The signup-side authorisation policy decides who can approve / reject pending signups:

interface SignupAuthorizationPolicy {
suspend fun canApprove(signupRequest: TenantSignupRequest, principal: SessionPrincipal): Boolean
suspend fun canReject(signupRequest: TenantSignupRequest, principal: SessionPrincipal): Boolean
suspend fun canListPending(parentTenantId: String?, principal: SessionPrincipal): Boolean
}

The default platform-admin / parent-admin pattern: platform admins can act on any pending row, parent tenant admins can act on rows where parentTenantId matches their tenant.

SignupTokenHasher

Signup verification tokens are stored hashed. The plaintext is given to the Email Service at issue time and forgotten by the EDK; only the hash persists. Hash equality is constant-time.

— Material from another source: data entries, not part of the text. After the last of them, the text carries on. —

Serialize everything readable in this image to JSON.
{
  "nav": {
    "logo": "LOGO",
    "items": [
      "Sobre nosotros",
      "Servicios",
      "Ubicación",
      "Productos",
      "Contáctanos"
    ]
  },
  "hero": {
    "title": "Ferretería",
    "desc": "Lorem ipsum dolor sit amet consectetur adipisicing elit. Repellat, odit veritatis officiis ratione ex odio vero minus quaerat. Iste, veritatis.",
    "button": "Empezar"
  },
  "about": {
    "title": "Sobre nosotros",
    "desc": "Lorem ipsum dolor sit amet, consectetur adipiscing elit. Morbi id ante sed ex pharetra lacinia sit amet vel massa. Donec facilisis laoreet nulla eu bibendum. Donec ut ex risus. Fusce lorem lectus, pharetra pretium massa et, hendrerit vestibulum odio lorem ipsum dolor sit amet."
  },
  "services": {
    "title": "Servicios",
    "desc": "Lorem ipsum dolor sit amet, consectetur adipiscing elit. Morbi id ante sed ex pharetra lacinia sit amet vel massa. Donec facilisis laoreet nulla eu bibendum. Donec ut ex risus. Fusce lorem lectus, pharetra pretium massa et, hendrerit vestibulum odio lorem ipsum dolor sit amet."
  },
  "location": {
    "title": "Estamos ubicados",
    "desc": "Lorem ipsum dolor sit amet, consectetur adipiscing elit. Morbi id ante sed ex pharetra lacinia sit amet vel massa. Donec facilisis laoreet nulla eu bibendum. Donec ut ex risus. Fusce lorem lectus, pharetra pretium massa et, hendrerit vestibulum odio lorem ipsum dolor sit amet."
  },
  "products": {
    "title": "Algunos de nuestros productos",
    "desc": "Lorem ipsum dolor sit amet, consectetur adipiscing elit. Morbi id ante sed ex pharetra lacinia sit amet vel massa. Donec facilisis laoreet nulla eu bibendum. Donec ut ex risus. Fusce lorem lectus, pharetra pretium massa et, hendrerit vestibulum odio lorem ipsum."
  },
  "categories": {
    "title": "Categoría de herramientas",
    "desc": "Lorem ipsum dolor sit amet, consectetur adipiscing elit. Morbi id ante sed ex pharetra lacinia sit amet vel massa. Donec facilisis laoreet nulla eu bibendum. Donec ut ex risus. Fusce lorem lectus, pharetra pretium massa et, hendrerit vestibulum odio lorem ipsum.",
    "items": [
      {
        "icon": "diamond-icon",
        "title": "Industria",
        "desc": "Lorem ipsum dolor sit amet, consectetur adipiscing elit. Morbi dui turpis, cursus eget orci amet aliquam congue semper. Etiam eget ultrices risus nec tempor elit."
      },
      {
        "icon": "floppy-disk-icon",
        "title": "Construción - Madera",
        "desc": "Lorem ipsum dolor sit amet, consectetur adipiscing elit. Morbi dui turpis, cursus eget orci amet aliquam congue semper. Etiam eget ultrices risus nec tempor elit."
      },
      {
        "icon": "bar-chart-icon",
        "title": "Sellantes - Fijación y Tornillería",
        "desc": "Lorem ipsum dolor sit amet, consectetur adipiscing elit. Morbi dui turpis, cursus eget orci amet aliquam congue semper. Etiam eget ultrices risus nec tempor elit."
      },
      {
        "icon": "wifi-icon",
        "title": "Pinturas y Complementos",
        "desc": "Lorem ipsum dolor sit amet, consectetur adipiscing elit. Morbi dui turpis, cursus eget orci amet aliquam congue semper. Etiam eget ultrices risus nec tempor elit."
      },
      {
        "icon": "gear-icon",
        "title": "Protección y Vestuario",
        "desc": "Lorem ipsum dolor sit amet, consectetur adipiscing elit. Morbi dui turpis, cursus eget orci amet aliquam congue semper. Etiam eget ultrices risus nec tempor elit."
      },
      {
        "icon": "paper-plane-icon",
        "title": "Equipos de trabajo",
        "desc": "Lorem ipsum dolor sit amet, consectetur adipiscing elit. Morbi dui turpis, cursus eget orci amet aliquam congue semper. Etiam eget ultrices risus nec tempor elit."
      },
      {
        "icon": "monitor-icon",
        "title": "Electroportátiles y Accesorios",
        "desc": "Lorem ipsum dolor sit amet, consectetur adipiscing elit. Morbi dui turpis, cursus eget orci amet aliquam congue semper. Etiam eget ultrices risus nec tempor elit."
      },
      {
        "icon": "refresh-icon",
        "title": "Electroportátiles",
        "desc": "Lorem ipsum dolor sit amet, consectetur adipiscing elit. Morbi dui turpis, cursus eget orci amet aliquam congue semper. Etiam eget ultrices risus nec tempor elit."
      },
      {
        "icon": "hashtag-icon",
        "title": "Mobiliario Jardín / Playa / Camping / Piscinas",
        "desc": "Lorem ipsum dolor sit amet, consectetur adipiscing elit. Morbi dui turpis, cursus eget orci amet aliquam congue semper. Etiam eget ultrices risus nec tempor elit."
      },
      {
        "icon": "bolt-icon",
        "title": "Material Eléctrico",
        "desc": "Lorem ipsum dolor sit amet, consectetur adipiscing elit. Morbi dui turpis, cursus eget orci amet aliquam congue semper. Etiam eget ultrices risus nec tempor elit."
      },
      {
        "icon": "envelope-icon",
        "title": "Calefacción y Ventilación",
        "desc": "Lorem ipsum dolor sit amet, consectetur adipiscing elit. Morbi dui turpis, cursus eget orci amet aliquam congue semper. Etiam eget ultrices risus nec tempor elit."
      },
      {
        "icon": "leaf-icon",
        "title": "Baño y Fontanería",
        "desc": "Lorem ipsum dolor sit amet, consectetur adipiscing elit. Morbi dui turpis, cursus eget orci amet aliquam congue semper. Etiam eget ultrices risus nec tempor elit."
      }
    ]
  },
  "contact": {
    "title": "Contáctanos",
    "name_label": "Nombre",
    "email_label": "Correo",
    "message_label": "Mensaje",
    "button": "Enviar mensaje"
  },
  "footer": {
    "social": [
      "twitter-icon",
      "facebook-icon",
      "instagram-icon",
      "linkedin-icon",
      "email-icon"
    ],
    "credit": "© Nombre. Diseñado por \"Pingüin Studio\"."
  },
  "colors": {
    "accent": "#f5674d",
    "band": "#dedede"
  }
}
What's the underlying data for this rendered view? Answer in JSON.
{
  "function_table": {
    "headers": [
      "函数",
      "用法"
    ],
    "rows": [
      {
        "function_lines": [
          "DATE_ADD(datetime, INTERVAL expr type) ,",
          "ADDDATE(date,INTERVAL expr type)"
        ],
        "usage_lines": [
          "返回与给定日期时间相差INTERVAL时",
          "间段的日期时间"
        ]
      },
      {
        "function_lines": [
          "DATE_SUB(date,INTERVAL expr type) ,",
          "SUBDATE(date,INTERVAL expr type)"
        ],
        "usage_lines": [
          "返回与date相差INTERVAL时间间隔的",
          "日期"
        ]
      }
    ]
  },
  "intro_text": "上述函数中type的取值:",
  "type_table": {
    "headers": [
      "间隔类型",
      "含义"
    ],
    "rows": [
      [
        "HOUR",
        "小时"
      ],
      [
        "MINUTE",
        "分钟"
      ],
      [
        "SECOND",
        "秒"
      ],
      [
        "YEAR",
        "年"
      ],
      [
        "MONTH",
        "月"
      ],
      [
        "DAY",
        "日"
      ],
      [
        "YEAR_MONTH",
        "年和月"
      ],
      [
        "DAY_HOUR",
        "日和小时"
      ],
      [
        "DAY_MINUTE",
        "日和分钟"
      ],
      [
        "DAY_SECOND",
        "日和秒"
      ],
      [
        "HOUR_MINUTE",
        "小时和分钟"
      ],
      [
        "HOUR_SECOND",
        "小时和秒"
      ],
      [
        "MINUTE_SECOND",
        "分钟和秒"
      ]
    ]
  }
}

interface SignupTokenHasher {
fun hash(plainToken: String): String
fun matches(plainToken: String, storedHash: String): Boolean // constant-time
}

Sha256SignupTokenHasher is the default. A deployment can replace the binding with a different hash function if their security posture requires it.

Tenant View Policy

TenantOnboardingViewPolicy decides what the read endpoints under /api/v1/application/onboarding/availability reveal to which principals. The default lets platform admins see everything and lets tenant admins see only their own tenant's perspective; the policy is replaceable for deployments with finer scope rules.

Putting It Together

A typical production deployment binds:

SPIDefaultProduction binding
LicenseServiceUnboundedLicenseServiceCustomer-specific or VDX-supplied real impl
TenantQuotaServiceEDK default reading from TenantRoutingRepositorySame; customer rarely overlays
TenantOnboardingPolicyFailClosedTenantOnboardingPolicyVDX overlay or pure-EDK commercial overlay
TenantSignupPolicyConfig-driven defaultSame; tenants may overlay with parent-scoped richer policy
SignupChallengeVerifierFail-closed (no verifier binding rejects every request)Turnstile, reCAPTCHA, or equivalent
SignupAuthorizationPolicyPlatform / parent admin defaultSame in most deployments
SignupTokenHasherSha256SignupTokenHasherSame in most deployments
TenantOnboardingViewPolicyPlatform / parent admin defaultSame in most deployments

The defaults are chosen so a pure-EDK build either works correctly (the read-only TenantQuotaService, the SHA-256 hasher) or fails closed (the onboarding policy, the challenge verifier). The expectation is that a production deployment explicitly binds the parts it wants to enable.